Being Salon des Entrepreneurs 2.0 isn’t a bad thing – having a large-scale event for French entrepreneurs to come together is a great initiative. Most countries have them, and France doesn’t. However, I’m skeptical of VivaTech’s ability to reach the same heights that took Paddy Cosgrave, the hardest working event-organizer I know, about 5 years to reach. I spoke to him in 2011 before launching Rude Baguette (coincidentally), and he was already hustling to grow Web Summit three times faster than the industry standard at that time.
Paris, Berlin & London are all devoid of Big Tech Conferences
When I first started Rude Baguette in 2011, trips to Paris, London & Berlin were annual – TC Disrupt, Next Berlin, hy! Berlin, LeWeb, NOAH – these events were the headliners of the European events calendar. Those events have been replaced by Web Summit (previously in Dublin, now Lisbon), Pioneers (Vienna) & SLUSH (Helsinki) – notice the shift from global hubs into….. well, other great cities that just happen to not be as big?
I think this happened because, as Europe grew up, providing quantity requires cities that are inexpensive enough to support that scale – like Austin for SXSW, Las Vegas for CES, Barcelona for MWC (which famously rejected Paris’ bid to take the conference from its birthplace of Cannes many years ago) – think about it: what’s your favorite event in San Francisco, New York City & London? They are quality events, premium events. Dreamforce, Google I/O, WWDC, Build – these events are expensive, relatively intimate (even if in the thousands), and they are bragging rights for the next year to any attendee.
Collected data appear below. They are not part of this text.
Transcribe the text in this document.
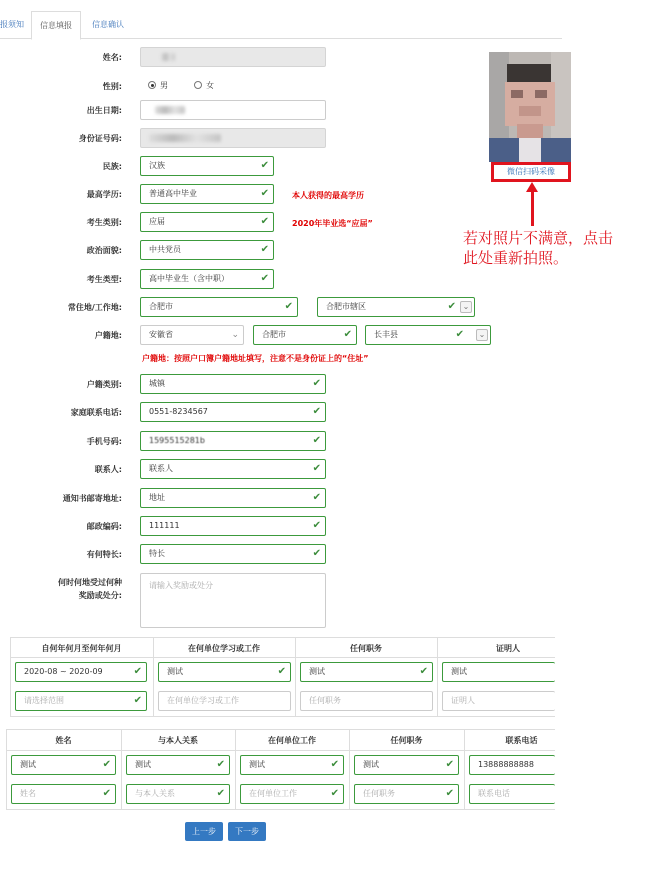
报须知	信息填报	信息确认
姓名:
性别:	男	女
出生日期:
身份证号码:
民族:	汉族	✔
最高学历:	普通高中毕业	✔	本人获得的最高学历
考生类别:	应届	✔	2020年毕业选“应届”
政治面貌:	中共党员	✔
考生类型:	高中毕业生（含中职）	✔
常住地/工作地:	合肥市	✔	合肥市辖区	✔ ⌄
户籍地:	安徽省	⌄	合肥市	✔	长丰县	✔	⌄
户籍地：按照户口簿户籍地址填写，注意不是身份证上的“住址”
户籍类别:	城镇	✔
家庭联系电话:	0551-8234567	✔
手机号码:	1595515281b	✔
联系人:	联系人	✔
通知书邮寄地址:	地址	✔
邮政编码:	111111	✔
有何特长:	特长	✔
何时何地受过何种
奖励或处分:
请输入奖励或处分
微信扫码采像
若对照片不满意，点击
此处重新拍照。
自何年何月至何年何月	在何单位学习或工作	任何职务	证明人
2020-08 ~ 2020-09	✔	测试	✔	测试	✔	测试
请选择范围	✔	在何单位学习或工作	任何职务	证明人
姓名	与本人关系	在何单位工作	任何职务	联系电话
测试	✔	测试	✔	测试	✔	测试	✔	13888888888
姓名	✔	与本人关系	✔	在何单位工作	✔	任何职务	✔	联系电话
上一步	下一步
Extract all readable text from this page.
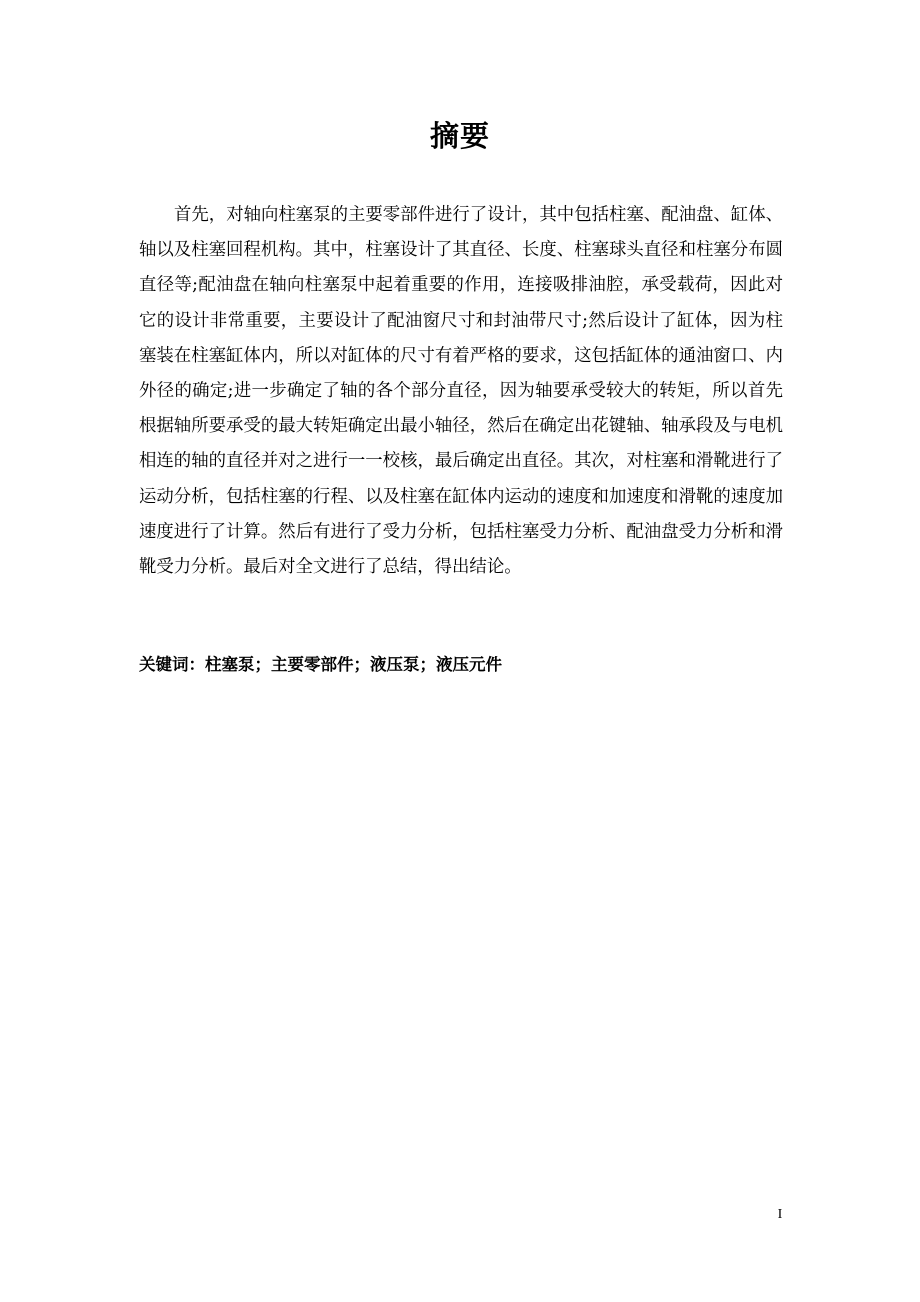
摘要

首先，对轴向柱塞泵的主要零部件进行了设计，其中包括柱塞、配油盘、缸体、轴以及柱塞回程机构。其中，柱塞设计了其直径、长度、柱塞球头直径和柱塞分布圆直径等;配油盘在轴向柱塞泵中起着重要的作用，连接吸排油腔，承受载荷，因此对它的设计非常重要，主要设计了配油窗尺寸和封油带尺寸;然后设计了缸体，因为柱塞装在柱塞缸体内，所以对缸体的尺寸有着严格的要求，这包括缸体的通油窗口、内外径的确定;进一步确定了轴的各个部分直径，因为轴要承受较大的转矩，所以首先根据轴所要承受的最大转矩确定出最小轴径，然后在确定出花键轴、轴承段及与电机相连的轴的直径并对之进行一一校核，最后确定出直径。其次，对柱塞和滑靴进行了运动分析，包括柱塞的行程、以及柱塞在缸体内运动的速度和加速度和滑靴的速度加速度进行了计算。然后有进行了受力分析，包括柱塞受力分析、配油盘受力分析和滑靴受力分析。最后对全文进行了总结，得出结论。

关键词：柱塞泵；主要零部件；液压泵；液压元件
I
This is why Rude Baguette doesn’t organize a “Web Summit” in Paris. Because I’m not sure that the model works well in this city. Not for a lack of amazing companies, but because the model requires competing on price and transportation – just look at what Paddy Cosgrave said about Dublin when they moved to Lisbon: not enough public transport help. Imagine on a day like today, where taxis are protesting against Uber, trying to organize Web Summit? That’s exactly what Mobile World Congress said to the city of Paris (source: Clubic[fr], 2011).
I’m really excited to see more globally-minded events popping up in Paris. It’s good for the ecosystem, and it’s definitely good for business. I love the role that Web Summit plays in Europe, along with SLUSH and all the other large-scale events; however, for the “startup” events space, you won’t see Rude Baguette organizing that anytime soon. As for Hardware events, that’s a different story – hardware can support expensive cities, because hardware is tangible and the costs of existence are different. Paris is a better home for the next CES than the next Web Summit, says this rude baguette.